NEWS

Interview with Gerry Donohoe – on NFV, VNS and Virtualisation

May 9, 2016 - Openet

Amongst all the hype and general hoohah surrounding NFV, VNS and every other acronym to do with virtualisation, we decided to catch up with Openet’s Technical Director, Gerry Donohoe (GD) to find out what is actually going on.

DisruptiveViews (DV): When we spoke with Niall Norton not so long ago, he said that you haven’t answered an RFP for a while that hasn’t had some form of virtualisation as a requirement. So you have been in this area for a while?

GD: Absolutely, we were deploying virtualised solutions long before NFV proper started, in fact we have been involved with NFV since its inception. We have been working with virtualisation in a production environment, at scale for some years now.

DV: What is focus right now?

GD: So, the industry has been very focused on the data plane side, but we really need to change that and focus on the management side, there is a real bottle neck forming.

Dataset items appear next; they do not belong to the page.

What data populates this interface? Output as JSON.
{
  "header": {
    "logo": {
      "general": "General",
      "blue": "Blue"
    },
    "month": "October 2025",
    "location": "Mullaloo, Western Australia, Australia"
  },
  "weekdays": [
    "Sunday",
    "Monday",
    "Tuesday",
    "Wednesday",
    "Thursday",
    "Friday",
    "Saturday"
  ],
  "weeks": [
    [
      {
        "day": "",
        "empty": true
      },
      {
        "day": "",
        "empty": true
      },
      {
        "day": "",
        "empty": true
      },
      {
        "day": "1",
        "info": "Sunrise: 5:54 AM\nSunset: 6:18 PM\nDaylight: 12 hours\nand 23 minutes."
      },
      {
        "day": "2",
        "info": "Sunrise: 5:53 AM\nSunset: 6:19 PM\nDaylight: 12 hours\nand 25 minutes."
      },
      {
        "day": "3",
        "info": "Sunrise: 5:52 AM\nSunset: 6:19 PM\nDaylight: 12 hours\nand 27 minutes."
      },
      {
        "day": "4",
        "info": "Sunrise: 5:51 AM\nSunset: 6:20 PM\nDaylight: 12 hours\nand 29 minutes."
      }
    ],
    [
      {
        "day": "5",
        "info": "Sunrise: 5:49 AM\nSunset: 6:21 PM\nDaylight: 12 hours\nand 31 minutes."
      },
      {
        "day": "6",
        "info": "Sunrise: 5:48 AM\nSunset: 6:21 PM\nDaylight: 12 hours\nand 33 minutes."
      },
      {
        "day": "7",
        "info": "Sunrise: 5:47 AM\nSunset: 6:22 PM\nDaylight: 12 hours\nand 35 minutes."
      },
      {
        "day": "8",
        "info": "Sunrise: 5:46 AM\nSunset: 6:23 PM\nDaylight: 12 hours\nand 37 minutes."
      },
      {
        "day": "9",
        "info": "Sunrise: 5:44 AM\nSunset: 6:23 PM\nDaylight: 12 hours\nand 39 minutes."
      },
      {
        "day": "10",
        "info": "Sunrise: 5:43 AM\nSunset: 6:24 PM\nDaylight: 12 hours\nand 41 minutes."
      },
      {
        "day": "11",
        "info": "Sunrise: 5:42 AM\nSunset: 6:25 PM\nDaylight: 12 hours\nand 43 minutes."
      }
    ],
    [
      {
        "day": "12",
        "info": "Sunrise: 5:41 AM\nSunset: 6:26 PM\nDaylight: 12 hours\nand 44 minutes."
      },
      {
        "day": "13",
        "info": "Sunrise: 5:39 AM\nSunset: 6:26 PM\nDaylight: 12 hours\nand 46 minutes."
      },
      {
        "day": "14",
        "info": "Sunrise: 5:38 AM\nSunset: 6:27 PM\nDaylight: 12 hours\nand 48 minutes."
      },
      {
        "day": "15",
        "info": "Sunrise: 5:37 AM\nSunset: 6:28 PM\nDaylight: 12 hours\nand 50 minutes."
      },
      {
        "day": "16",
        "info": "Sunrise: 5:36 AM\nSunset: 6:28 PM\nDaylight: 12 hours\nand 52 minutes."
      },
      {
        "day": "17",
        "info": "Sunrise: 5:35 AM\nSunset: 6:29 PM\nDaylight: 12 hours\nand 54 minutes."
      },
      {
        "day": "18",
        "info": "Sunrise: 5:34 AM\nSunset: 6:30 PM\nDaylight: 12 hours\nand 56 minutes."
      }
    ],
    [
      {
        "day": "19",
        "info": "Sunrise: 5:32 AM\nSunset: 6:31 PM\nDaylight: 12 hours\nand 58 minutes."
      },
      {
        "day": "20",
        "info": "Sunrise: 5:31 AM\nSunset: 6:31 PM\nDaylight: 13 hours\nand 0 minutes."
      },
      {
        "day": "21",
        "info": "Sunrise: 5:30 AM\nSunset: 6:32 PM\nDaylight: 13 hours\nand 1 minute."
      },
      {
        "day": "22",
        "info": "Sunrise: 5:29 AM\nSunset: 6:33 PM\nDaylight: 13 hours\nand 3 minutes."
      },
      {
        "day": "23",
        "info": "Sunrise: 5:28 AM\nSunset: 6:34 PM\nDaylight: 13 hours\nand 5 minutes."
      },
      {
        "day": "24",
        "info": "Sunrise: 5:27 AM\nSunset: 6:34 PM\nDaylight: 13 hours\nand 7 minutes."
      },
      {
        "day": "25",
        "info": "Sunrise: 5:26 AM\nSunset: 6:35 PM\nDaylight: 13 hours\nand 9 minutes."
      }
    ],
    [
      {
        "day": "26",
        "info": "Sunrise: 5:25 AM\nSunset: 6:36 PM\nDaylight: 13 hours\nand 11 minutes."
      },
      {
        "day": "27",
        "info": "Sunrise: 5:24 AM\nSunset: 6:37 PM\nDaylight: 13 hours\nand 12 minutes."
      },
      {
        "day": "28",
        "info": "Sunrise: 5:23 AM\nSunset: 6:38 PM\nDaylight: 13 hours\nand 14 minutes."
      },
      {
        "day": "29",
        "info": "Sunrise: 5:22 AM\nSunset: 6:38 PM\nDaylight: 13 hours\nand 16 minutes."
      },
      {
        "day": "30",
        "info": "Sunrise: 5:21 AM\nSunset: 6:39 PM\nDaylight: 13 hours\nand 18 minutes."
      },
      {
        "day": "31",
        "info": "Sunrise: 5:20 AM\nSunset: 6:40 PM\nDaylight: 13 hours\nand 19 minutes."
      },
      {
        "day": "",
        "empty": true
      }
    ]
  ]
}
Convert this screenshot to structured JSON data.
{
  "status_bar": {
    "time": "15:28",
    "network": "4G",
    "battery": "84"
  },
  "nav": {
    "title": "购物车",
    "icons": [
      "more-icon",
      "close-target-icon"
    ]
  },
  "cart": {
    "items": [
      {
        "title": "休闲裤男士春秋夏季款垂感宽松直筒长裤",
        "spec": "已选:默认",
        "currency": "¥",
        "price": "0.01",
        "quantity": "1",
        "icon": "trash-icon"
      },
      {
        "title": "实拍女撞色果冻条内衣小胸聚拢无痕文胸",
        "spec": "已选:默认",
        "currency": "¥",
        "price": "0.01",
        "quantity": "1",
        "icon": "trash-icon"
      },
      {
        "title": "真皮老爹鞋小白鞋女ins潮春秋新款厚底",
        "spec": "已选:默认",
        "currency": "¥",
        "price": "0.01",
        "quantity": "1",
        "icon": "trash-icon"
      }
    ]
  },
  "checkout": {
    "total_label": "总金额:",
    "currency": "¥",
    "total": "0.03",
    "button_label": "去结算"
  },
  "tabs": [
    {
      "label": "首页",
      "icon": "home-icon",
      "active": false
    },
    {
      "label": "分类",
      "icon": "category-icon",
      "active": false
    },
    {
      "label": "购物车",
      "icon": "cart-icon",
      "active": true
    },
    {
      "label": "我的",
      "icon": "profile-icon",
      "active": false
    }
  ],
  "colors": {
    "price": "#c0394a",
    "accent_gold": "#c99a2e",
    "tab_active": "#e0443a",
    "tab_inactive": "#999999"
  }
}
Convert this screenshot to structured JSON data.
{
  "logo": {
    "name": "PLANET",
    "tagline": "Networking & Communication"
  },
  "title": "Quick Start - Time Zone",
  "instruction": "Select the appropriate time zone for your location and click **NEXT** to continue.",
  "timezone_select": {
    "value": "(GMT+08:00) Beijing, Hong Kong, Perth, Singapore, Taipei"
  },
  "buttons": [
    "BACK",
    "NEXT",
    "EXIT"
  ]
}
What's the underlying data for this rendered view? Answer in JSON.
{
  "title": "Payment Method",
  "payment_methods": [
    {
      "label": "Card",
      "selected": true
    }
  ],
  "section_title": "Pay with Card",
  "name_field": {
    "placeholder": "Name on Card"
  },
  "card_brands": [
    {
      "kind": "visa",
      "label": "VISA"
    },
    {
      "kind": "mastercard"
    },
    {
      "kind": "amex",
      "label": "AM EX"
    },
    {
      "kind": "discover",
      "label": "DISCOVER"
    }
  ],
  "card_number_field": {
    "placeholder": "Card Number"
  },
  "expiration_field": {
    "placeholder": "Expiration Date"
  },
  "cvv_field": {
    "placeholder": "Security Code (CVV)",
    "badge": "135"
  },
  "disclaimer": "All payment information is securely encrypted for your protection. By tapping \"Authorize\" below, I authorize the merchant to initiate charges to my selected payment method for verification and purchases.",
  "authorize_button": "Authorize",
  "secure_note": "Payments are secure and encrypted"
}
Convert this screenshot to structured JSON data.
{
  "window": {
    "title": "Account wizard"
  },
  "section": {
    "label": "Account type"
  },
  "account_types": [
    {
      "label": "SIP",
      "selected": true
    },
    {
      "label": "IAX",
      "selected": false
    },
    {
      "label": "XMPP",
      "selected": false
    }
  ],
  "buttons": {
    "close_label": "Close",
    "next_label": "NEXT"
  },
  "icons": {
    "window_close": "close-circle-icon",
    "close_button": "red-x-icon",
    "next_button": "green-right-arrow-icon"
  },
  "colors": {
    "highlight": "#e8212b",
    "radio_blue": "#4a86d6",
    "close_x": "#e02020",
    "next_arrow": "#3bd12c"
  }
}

The key to NFV is the replacement of Network Functions deployed as physical hardware with software entities called Virtual Network Functions or VNFs. The fact is, you cannot have a simplistic system to manage these Virtual Network Functions. Many still view a VNF as just an appliance deployed as a Virtual machine, which needs to be shut down for maintenance and upgrades.  This will clearly does not work at scale, because it will service distribution. Think of upgrading many VNFs across many different data centres and different geographical boundaries, and it simply does not make sense.

Imagine an operator handling 100 million customers and having to implement a security patch. They would have to shut the existing Virtual machines then start-up new ones and move the traffic between them.

Our approach is to a VNF as a software entity, which is what it is. We do not treat it as a black box, and we can do incremental upgrades in situ. It gives us more granular control, and so we can add packages or upgrade easily.

This is the thinking behind Weaver, our VNF lifecycle manager and why we ‘gave’ it to the community. We saw that vendors were building bespoke VNF managers, which is fine up to a point. But when you have a multi-vendor environment, as you do with big players, then it falls apart. Imagine the on-boarding involved? Our approach prevents vendor lock-in, simplifies the whole process and allows proper plug and play. With Weaver and ‘giving’ it to the community we felt we were sharing our learning and experience. It also makes sense for our partner ecosystem.

The other proven advantage in taking the ‘software’ view is that how we can now upgrade several hundred servers across multiple regions in 20 minutes. Before, you would have to do it incrementally, typically targeting a specific region and upgrading during off peak period such as midnight on a Sunday and then repeating the process across other regions over several weeks.

DV: Where are we with virtualisation at the moment, are we still in the hype stage or are things happening faster than we thought?

GD: Well, here’s a thought. The original white paper was only published three years ago. Only 14 operators were participating at that time but membership has now grown to over 270 organisations. To be honest, the discussions about whether it is hype or not are gone. We attended a policy conference in Berlin and the feeling was that NFV is here, now, and it is a ‘must have’. We have gone way beyond the hype.

Take AT&T – they said they would virtualise five percent of their network by the end of 2015, and they are claiming six percent. Their next target is to virtualise 30 percent of the network by the end of 2016, and their ultimate goal is to virtualise 75 percent of the network by 2020, which is only four years away.